Return the extracted words with POS-tags of the given sentence.

args:

text (str): An input sentence.
lower (bool): If lower is True, all uppercase characters in a list of the words are converted into lowercase characters.
filter_postags (list): Extracting the word with the POS-tag in filter_postags from a text.

return:

object : The object of the words with POS-tags.

nagisa.decode(words, lower=False)

Return the words with tags of the given words.

args:

words (list): Input words.
lower (bool, optional): If lower is True, all uppercase characters in a list of the words are converted into lowercase characters.

return:

object : The object of the words with tags.

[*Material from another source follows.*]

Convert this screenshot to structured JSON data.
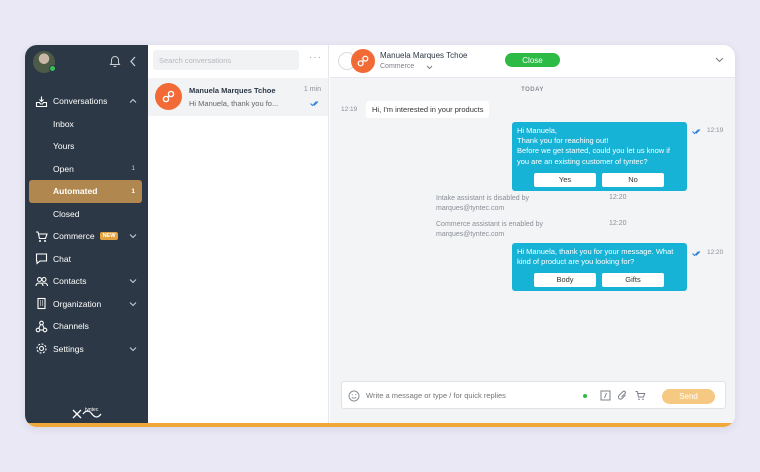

nagisa.fit(train_file, dev_file, test_file, model_name, dict_file=None, emb_file=None, delimiter='\t', newline='EOS', layers=1, min_count=2, decay=1, epoch=10, window_size=3, dim_uni=32, dim_bi=16, dim_word=16, dim_ctype=8, dim_tagemb=16, dim_hidden=100, learning_rate=0.1, dropout_rate=0.3, seed=1234)[source]

Train a joint word segmentation and sequence labeling (e.g, POS-tagging, NER) model.

args:

train_file (str): Path to a train file.
dev_file (str): Path to a development file for early stopping.
test_file (str): Path to a test file for evaluation.
model_name (str): Output model filename.
dict_file (str, optional): Path to a dictionary file.
emb_file (str, optional): Path to a pre-trained embedding file (word2vec format).
delimiter (str, optional): Separate word and tag in each line by ‘delimiter’.
newline (str, optional): Separate lines in the file by ‘newline’.
layers (int, optional): RNN Layer size.
min_count (int, optional): Ignores all words with total frequency lower than this.
decay (int, optional): Learning rate decay.
epoch (int, optional): Epoch size.
window_size (int, optional): Window size of the context characters for word segmentation.
dim_uni (int, optional): Dimensionality of the char-unigram vectors.
dim_bi (int, optional): Dimensionality of the char-bigram vectors.
dim_word (int, optional): Dimensionality of the word vectors.
dim_ctype (int, optional): Dimensionality of the character-type vectors.
dim_tagemb (int, optional): Dimensionality of the tag vectors.
dim_hidden (int, optional): Dimensionality of the BiLSTM’s hidden layer.
learning_rate (float, optional): Learning rate of SGD.
dropout_rate (float, optional): Dropout rate of the input vector for BiLSTMs.
seed (int, optional): Random seed.

return:

Nothing. After finish training, however, save the three model files (*.vocabs, *.params, *.hp) in the current directory.